Show de Ricardo Araújo Pereira na Feira do Livro de Bogotá, apesar, ou por causa, do espanhol aprendido em filmes para adultos. Por Isabel Coutinho, em Bogotá

É a hora do pequeno-almoço em Bogotá. No sala do Crowne Plaza Tequendama, todos os dias há surpresas. Numa das mesas, Pilar del Río conversa com o escritor espanhol Juan José Millás — dali a umas horas, partem para Madrid. No dia seguinte, Francisco José Viegas põe a conversa em dia com o académico Onésimo Teotónio Almeida. O poeta Gastão Cruz tem a surpresa de encontrar Aurelio Major, o poeta, tradutor e editor da Granta espanhola. O realizador Miguel Gonçalves Mendes, que aqui roda o seu próximo filme com Valter Hugo Mãe, aparece de braço ao peito e pela sala também anda Inês Pedrosa. Valter Hugo Mãe, o último escritor a chegar à feira que dura há duas semanas e termina dia 1 de Maio, já teve de beber um chá de coca por causa do soroche, a sensação de enjoo e tonturas provocadas pela altitude. No domingo, Ricardo Araújo Pereira aparece de calções pretos e T-shirt vermelha, as “perninhas de canivete” entre as mesas do pequeno-almoço. É o dia em que o Gato Fedorento faz 39 anos, nasceu três dias depois do 25 de Abril. Ricardo talvez vá correr, mas, se decidir ficar no hotel, a ver o jogo do Manchester United contra o Arsenal, já está equipado como um adepto do Benfica deve estar sempre que assiste a um jogo de futebol: de vermelho.
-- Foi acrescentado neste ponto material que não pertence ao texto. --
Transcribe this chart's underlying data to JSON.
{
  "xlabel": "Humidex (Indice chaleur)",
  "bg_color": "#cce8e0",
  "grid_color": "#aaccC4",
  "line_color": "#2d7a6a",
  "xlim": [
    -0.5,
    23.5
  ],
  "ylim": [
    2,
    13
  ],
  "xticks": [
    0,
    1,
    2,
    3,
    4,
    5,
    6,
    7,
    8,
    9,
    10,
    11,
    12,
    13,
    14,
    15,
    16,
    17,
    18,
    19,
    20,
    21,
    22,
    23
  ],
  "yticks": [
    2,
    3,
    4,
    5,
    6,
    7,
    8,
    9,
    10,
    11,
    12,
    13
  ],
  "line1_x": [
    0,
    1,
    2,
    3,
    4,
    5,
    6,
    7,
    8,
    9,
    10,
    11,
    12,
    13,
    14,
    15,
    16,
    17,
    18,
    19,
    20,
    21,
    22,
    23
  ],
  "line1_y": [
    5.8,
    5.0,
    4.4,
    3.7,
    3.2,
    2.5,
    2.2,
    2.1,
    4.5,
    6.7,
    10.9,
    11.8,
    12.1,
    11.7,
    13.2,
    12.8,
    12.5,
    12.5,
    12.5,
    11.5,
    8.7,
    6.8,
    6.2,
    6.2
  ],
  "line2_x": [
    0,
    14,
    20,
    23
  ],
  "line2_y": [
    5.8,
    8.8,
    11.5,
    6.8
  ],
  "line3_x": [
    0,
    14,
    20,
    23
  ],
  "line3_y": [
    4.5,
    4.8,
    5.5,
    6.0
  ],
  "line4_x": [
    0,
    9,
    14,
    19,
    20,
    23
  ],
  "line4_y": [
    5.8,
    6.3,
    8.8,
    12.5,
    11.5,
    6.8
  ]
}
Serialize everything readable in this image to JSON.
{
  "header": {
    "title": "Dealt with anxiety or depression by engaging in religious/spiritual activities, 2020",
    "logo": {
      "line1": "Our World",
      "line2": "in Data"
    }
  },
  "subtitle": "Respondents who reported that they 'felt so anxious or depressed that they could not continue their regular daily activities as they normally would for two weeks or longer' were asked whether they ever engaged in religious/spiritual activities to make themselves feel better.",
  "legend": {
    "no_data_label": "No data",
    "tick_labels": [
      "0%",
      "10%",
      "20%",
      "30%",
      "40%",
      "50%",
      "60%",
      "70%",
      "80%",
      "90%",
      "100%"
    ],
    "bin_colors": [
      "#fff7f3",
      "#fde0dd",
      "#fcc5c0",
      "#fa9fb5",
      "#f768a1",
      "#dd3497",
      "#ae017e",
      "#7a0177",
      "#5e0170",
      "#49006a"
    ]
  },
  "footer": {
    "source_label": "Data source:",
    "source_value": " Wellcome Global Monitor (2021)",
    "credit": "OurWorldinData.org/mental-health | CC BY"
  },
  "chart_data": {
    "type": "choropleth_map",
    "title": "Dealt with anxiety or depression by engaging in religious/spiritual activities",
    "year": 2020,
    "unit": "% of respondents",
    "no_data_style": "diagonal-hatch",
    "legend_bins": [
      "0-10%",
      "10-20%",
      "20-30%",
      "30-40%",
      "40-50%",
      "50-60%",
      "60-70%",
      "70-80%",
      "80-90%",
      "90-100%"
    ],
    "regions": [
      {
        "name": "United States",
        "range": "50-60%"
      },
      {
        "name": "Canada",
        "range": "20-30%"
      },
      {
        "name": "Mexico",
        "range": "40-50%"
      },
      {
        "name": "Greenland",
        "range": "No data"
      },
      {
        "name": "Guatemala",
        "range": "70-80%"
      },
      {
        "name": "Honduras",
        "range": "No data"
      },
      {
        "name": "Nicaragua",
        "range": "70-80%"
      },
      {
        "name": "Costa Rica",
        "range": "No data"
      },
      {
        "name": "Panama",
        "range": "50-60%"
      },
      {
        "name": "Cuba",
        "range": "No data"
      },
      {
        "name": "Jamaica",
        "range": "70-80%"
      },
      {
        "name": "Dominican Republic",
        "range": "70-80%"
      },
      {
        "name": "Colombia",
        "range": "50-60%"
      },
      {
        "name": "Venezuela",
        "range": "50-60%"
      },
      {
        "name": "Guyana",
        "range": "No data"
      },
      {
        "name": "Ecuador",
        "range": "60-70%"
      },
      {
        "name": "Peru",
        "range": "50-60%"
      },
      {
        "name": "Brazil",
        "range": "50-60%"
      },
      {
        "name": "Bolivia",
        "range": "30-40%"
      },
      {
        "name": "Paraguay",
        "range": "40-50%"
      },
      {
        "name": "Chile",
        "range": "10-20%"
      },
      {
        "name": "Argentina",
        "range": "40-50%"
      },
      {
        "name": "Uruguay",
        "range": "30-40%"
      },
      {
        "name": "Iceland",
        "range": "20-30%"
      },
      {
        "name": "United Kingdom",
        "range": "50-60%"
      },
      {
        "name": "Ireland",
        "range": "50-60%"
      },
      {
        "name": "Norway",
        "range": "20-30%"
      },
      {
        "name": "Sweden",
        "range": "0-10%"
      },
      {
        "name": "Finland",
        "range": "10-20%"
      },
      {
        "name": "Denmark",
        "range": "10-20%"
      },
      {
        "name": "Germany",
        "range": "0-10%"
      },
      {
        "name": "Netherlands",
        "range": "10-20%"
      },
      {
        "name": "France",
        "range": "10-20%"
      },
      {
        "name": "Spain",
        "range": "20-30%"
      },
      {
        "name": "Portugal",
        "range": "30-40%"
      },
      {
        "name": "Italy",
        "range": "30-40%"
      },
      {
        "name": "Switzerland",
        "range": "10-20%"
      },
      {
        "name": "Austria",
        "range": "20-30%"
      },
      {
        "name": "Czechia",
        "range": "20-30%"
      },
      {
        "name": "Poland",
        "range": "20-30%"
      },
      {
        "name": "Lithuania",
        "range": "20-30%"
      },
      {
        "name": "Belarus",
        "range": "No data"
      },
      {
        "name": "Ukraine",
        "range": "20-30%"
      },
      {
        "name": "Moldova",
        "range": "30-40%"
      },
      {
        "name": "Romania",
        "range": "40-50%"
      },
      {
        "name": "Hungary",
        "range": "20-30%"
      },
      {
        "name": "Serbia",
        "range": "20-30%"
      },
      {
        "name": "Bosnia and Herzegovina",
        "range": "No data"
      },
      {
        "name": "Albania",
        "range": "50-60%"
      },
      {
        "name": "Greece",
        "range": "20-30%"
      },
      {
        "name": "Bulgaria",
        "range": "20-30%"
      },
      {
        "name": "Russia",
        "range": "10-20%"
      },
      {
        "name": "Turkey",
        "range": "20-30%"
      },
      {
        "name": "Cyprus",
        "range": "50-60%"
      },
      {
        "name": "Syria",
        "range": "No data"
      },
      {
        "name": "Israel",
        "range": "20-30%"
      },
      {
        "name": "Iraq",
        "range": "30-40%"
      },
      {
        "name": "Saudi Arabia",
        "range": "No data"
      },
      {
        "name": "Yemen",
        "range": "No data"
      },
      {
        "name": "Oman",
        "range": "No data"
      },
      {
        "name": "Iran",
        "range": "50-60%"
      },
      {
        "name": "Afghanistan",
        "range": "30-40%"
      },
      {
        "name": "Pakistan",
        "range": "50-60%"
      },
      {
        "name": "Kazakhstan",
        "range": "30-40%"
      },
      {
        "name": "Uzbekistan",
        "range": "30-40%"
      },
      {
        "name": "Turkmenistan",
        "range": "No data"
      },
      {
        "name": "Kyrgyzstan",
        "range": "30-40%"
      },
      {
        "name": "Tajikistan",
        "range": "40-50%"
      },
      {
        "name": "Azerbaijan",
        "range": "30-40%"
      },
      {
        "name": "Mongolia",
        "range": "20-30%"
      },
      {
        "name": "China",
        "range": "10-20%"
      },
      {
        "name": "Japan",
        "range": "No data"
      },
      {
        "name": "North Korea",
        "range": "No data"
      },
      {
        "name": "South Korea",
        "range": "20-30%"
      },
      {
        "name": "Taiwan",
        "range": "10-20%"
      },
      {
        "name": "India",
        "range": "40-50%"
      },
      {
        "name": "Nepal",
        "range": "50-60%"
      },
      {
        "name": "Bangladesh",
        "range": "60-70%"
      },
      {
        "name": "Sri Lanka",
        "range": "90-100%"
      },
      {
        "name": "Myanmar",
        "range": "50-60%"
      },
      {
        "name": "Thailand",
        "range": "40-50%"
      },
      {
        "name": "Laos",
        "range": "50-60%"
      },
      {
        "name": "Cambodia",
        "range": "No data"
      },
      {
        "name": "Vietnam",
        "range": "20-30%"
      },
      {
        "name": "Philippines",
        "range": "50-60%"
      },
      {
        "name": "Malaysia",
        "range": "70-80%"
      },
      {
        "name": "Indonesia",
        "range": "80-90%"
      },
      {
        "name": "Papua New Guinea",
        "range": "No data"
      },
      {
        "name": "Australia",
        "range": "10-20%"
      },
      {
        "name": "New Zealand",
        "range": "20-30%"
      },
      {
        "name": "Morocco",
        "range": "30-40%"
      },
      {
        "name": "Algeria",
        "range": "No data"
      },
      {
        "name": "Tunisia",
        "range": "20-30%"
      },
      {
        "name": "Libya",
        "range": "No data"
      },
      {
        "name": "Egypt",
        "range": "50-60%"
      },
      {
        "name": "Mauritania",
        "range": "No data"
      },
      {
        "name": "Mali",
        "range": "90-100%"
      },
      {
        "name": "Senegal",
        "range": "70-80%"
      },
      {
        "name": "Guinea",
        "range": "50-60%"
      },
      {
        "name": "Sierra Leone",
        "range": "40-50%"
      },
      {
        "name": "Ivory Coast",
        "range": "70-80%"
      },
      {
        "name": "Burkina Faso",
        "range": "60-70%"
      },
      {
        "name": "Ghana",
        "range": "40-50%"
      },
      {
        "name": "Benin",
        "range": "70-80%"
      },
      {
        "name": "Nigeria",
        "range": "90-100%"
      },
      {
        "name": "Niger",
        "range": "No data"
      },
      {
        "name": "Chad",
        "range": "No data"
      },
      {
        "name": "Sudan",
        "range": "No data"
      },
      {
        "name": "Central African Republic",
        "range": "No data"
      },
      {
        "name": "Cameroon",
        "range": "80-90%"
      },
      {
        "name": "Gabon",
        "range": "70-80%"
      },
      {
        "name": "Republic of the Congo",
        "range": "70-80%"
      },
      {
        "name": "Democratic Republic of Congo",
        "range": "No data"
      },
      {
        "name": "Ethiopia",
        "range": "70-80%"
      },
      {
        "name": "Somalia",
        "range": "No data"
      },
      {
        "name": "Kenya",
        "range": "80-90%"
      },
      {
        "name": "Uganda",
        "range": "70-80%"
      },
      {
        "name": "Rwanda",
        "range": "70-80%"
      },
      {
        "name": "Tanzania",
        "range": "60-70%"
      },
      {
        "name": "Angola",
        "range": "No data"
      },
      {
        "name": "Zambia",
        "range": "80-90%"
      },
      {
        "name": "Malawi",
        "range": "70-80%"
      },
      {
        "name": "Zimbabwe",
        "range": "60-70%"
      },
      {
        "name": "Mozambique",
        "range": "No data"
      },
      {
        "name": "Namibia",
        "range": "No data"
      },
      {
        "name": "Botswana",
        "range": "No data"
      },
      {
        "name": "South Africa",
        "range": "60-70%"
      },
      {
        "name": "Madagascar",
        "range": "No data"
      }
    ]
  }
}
Uma das explicações que o autor de vários livros de crónicas — Boca do Inferno (2007), Novas Crónicas da Boca do Inferno (2009), A Chama Imensa (2010), Mixórdia de Temáticas (2012) na Tinta da China — dá para ter tido tanto sucesso na Rota das Letras, o Festival Literário de Macau, onde participou há meses, é achar que os chineses o confundiram com Ronaldo. Um dos seguranças do pavilhão de Portugal na Feira Internacional do Livro de Bogotá (FILBO), onde os escritores portugueses são convidados de honra, todos os dias pergunta quando é que vem Cristiano Ronaldo. Não se percebe por que é que na feira Ricardo não apareceu de calções, teria feito a alegria dos colombianos. Mas mesmo composto, enfiado num fatinho Hugo Boss, não escapa a perguntas, das leitoras interessadas em literatura portuguesa, relacionadas com o facto de ser tão guapito. É a vida como ela é. Aconteceu também nas perguntas do público durante a Charla sobre crónicas y humor, em que participou na Universidade dos Andes partilhando a mesa com o académico Onésimo Teotónio Almeida que, no Correntes d’Escritas, da Póvoa de Varzim, é o recordista em provocar gargalhadas na plateia.

“Quero pedir desculpa do meu espanhol, que é muito mau”, começa a explicar Ricardo, quando abriu a sessão. “Tive algum contacto com o espanhol escrito. Com o espanhol falado, o meu único contacto foi num canal de televisão que havia em Portugal e que, a partir da meia-noite, passava filmes para adultos dobrados em espanhol. Todo o espanhol que ouvi falar foi esse. Por isso sei dizer muito bem ‘sí, cariño’ [gargalhadas na sala], ‘fuerte’ [ainda mais gargalhadas], ‘ponte de rodillas’ [põe-te de joelhos], sinto-me até alguém um pouco pervertido quando falo espanhol. Para mim, é o idioma da ‘javardice’, não sei dizê-lo em espanhol.”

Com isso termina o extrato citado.